Other traditions of Lammas Day include baking bread made with the first wheat crop. The bread would then be taken to church to be blessed and ripped into four different pieces to be placed in the corners of a barn. This process was known to protect the harvested grain of that year. Often baked in a variety of different shapes it was usually baked into a wreath, corn, or owl to represent Lammas Day.

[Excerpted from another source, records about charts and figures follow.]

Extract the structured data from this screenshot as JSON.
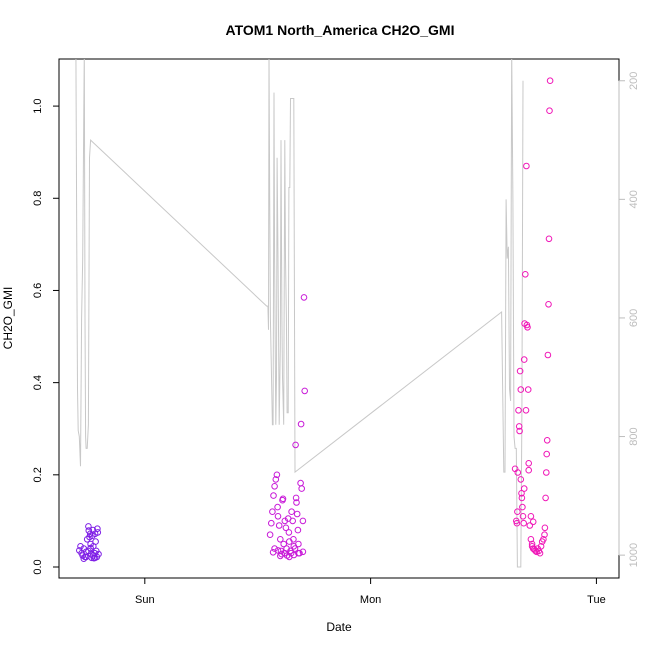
{
  "chart_data": {
    "type": "scatter",
    "title": "ATOM1 North_America CH2O_GMI",
    "xlabel": "Date",
    "ylabel": "CH2O_GMI",
    "x_ticks": [
      "Sun",
      "Mon",
      "Tue"
    ],
    "y_ticks": [
      "0.0",
      "0.2",
      "0.4",
      "0.6",
      "0.8",
      "1.0"
    ],
    "y2_ticks": [
      "200",
      "400",
      "600",
      "800",
      "1000"
    ],
    "ylim": [
      0,
      1.1
    ],
    "y2lim": [
      1020,
      165
    ],
    "xlim_days": [
      -0.38,
      2.1
    ],
    "colors": {
      "pressure_line": "#c8c8c8",
      "points_early": "#7f1fe6",
      "points_late": "#f018b8",
      "axis": "#000000",
      "right_axis": "#bdbdbd"
    },
    "series": [
      {
        "points": [
          [
            -0.29,
            0.036
          ],
          [
            -0.285,
            0.045
          ],
          [
            -0.28,
            0.03
          ],
          [
            -0.275,
            0.025
          ],
          [
            -0.27,
            0.04
          ],
          [
            -0.265,
            0.022
          ],
          [
            -0.26,
            0.033
          ],
          [
            -0.255,
            0.06
          ],
          [
            -0.25,
            0.088
          ],
          [
            -0.248,
            0.079
          ],
          [
            -0.245,
            0.065
          ],
          [
            -0.242,
            0.072
          ],
          [
            -0.24,
            0.05
          ],
          [
            -0.238,
            0.028
          ],
          [
            -0.235,
            0.02
          ],
          [
            -0.232,
            0.068
          ],
          [
            -0.23,
            0.08
          ],
          [
            -0.228,
            0.045
          ],
          [
            -0.225,
            0.019
          ],
          [
            -0.222,
            0.03
          ],
          [
            -0.22,
            0.072
          ],
          [
            -0.218,
            0.055
          ],
          [
            -0.215,
            0.035
          ],
          [
            -0.212,
            0.022
          ],
          [
            -0.21,
            0.083
          ],
          [
            -0.208,
            0.075
          ],
          [
            -0.205,
            0.028
          ],
          [
            -0.27,
            0.018
          ],
          [
            -0.26,
            0.022
          ],
          [
            -0.25,
            0.035
          ],
          [
            -0.24,
            0.041
          ],
          [
            -0.23,
            0.025
          ],
          [
            -0.22,
            0.02
          ]
        ]
      },
      {
        "points": [
          [
            0.555,
            0.07
          ],
          [
            0.56,
            0.095
          ],
          [
            0.565,
            0.12
          ],
          [
            0.57,
            0.155
          ],
          [
            0.575,
            0.175
          ],
          [
            0.58,
            0.19
          ],
          [
            0.585,
            0.2
          ],
          [
            0.588,
            0.13
          ],
          [
            0.59,
            0.11
          ],
          [
            0.595,
            0.09
          ],
          [
            0.6,
            0.06
          ],
          [
            0.603,
            0.035
          ],
          [
            0.606,
            0.028
          ],
          [
            0.61,
            0.145
          ],
          [
            0.612,
            0.148
          ],
          [
            0.615,
            0.05
          ],
          [
            0.618,
            0.03
          ],
          [
            0.62,
            0.1
          ],
          [
            0.625,
            0.085
          ],
          [
            0.628,
            0.04
          ],
          [
            0.63,
            0.025
          ],
          [
            0.635,
            0.105
          ],
          [
            0.638,
            0.075
          ],
          [
            0.64,
            0.055
          ],
          [
            0.645,
            0.035
          ],
          [
            0.648,
            0.03
          ],
          [
            0.65,
            0.12
          ],
          [
            0.655,
            0.1
          ],
          [
            0.658,
            0.06
          ],
          [
            0.66,
            0.045
          ],
          [
            0.665,
            0.04
          ],
          [
            0.668,
            0.265
          ],
          [
            0.67,
            0.15
          ],
          [
            0.672,
            0.14
          ],
          [
            0.675,
            0.115
          ],
          [
            0.678,
            0.08
          ],
          [
            0.68,
            0.05
          ],
          [
            0.685,
            0.03
          ],
          [
            0.69,
            0.182
          ],
          [
            0.692,
            0.31
          ],
          [
            0.695,
            0.17
          ],
          [
            0.7,
            0.1
          ],
          [
            0.705,
            0.585
          ],
          [
            0.708,
            0.382
          ],
          [
            0.568,
            0.032
          ],
          [
            0.575,
            0.04
          ],
          [
            0.59,
            0.036
          ],
          [
            0.6,
            0.024
          ],
          [
            0.62,
            0.03
          ],
          [
            0.64,
            0.022
          ],
          [
            0.66,
            0.026
          ],
          [
            0.68,
            0.03
          ],
          [
            0.7,
            0.033
          ]
        ]
      },
      {
        "points": [
          [
            1.64,
            0.213
          ],
          [
            1.645,
            0.1
          ],
          [
            1.648,
            0.095
          ],
          [
            1.65,
            0.12
          ],
          [
            1.652,
            0.205
          ],
          [
            1.655,
            0.34
          ],
          [
            1.658,
            0.305
          ],
          [
            1.66,
            0.295
          ],
          [
            1.662,
            0.425
          ],
          [
            1.665,
            0.385
          ],
          [
            1.668,
            0.16
          ],
          [
            1.67,
            0.15
          ],
          [
            1.672,
            0.13
          ],
          [
            1.675,
            0.11
          ],
          [
            1.678,
            0.095
          ],
          [
            1.68,
            0.45
          ],
          [
            1.682,
            0.528
          ],
          [
            1.685,
            0.635
          ],
          [
            1.688,
            0.34
          ],
          [
            1.69,
            0.87
          ],
          [
            1.692,
            0.525
          ],
          [
            1.695,
            0.52
          ],
          [
            1.698,
            0.385
          ],
          [
            1.7,
            0.225
          ],
          [
            1.705,
            0.09
          ],
          [
            1.71,
            0.06
          ],
          [
            1.715,
            0.045
          ],
          [
            1.72,
            0.04
          ],
          [
            1.725,
            0.038
          ],
          [
            1.73,
            0.035
          ],
          [
            1.735,
            0.033
          ],
          [
            1.74,
            0.04
          ],
          [
            1.745,
            0.035
          ],
          [
            1.75,
            0.03
          ],
          [
            1.755,
            0.045
          ],
          [
            1.76,
            0.055
          ],
          [
            1.765,
            0.06
          ],
          [
            1.77,
            0.07
          ],
          [
            1.772,
            0.085
          ],
          [
            1.775,
            0.15
          ],
          [
            1.778,
            0.205
          ],
          [
            1.78,
            0.245
          ],
          [
            1.782,
            0.275
          ],
          [
            1.785,
            0.46
          ],
          [
            1.788,
            0.57
          ],
          [
            1.79,
            0.712
          ],
          [
            1.792,
            0.99
          ],
          [
            1.795,
            1.055
          ],
          [
            1.715,
            0.05
          ],
          [
            1.7,
            0.21
          ],
          [
            1.68,
            0.17
          ],
          [
            1.665,
            0.19
          ],
          [
            1.71,
            0.11
          ],
          [
            1.72,
            0.098
          ]
        ]
      }
    ],
    "pressure_line": [
      [
        -0.305,
        150
      ],
      [
        -0.3,
        600
      ],
      [
        -0.298,
        720
      ],
      [
        -0.295,
        790
      ],
      [
        -0.29,
        800
      ],
      [
        -0.285,
        850
      ],
      [
        -0.28,
        600
      ],
      [
        -0.275,
        500
      ],
      [
        -0.27,
        250
      ],
      [
        -0.268,
        150
      ],
      [
        -0.265,
        600
      ],
      [
        -0.262,
        800
      ],
      [
        -0.26,
        820
      ],
      [
        -0.255,
        820
      ],
      [
        -0.25,
        780
      ],
      [
        -0.245,
        330
      ],
      [
        -0.24,
        300
      ],
      [
        0.54,
        580
      ],
      [
        0.545,
        580
      ],
      [
        0.548,
        620
      ],
      [
        0.55,
        150
      ],
      [
        0.553,
        400
      ],
      [
        0.556,
        600
      ],
      [
        0.56,
        680
      ],
      [
        0.565,
        780
      ],
      [
        0.568,
        780
      ],
      [
        0.572,
        220
      ],
      [
        0.575,
        500
      ],
      [
        0.58,
        780
      ],
      [
        0.583,
        700
      ],
      [
        0.586,
        330
      ],
      [
        0.59,
        500
      ],
      [
        0.595,
        780
      ],
      [
        0.6,
        650
      ],
      [
        0.603,
        300
      ],
      [
        0.607,
        600
      ],
      [
        0.61,
        700
      ],
      [
        0.615,
        780
      ],
      [
        0.62,
        300
      ],
      [
        0.623,
        500
      ],
      [
        0.627,
        600
      ],
      [
        0.63,
        760
      ],
      [
        0.635,
        760
      ],
      [
        0.638,
        380
      ],
      [
        0.642,
        380
      ],
      [
        0.645,
        230
      ],
      [
        0.66,
        230
      ],
      [
        0.665,
        860
      ],
      [
        1.58,
        590
      ],
      [
        1.59,
        860
      ],
      [
        1.595,
        860
      ],
      [
        1.6,
        400
      ],
      [
        1.605,
        500
      ],
      [
        1.61,
        480
      ],
      [
        1.615,
        720
      ],
      [
        1.62,
        740
      ],
      [
        1.625,
        150
      ],
      [
        1.63,
        400
      ],
      [
        1.635,
        800
      ],
      [
        1.64,
        820
      ],
      [
        1.645,
        820
      ],
      [
        1.65,
        1020
      ],
      [
        1.665,
        1020
      ],
      [
        1.67,
        760
      ],
      [
        1.675,
        200
      ]
    ]
  }
}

Another tradition was to create corn dolls using corn husks from the harvest as well as using other dried up grains to create a variety of items such as bowls or hats made with dried oat stalks.
Here’s how you can celebrate Lammas Day:
You can make your own corn doll
The only items that are essential to making a corn doll are dried corn husks to create the doll itself, cotton balls to create the shape of the head, and finally some string or ribbons to help it keep its shape.
Bake your own Lammas bread
The Lammas bread does not have to have a specific recipe as long as it’s just freshly baked bread from scratch, but a way to make it more festive would be to create it in different shapes just as the Anglo Saxons did when celebrating Loaf Mass Day.
Create your own Lammas Altar
It may not be for religious reasons like the pagans when they celebrated Lughnasadh but harvest and the fall season can still be celebrated. Common items to put on the Lammas altar include symbols of autumn such as autumn leaves, acorns, nuts and symbols of the harvest such as a corn husk chain, corn dolls, and items of the harvest itself.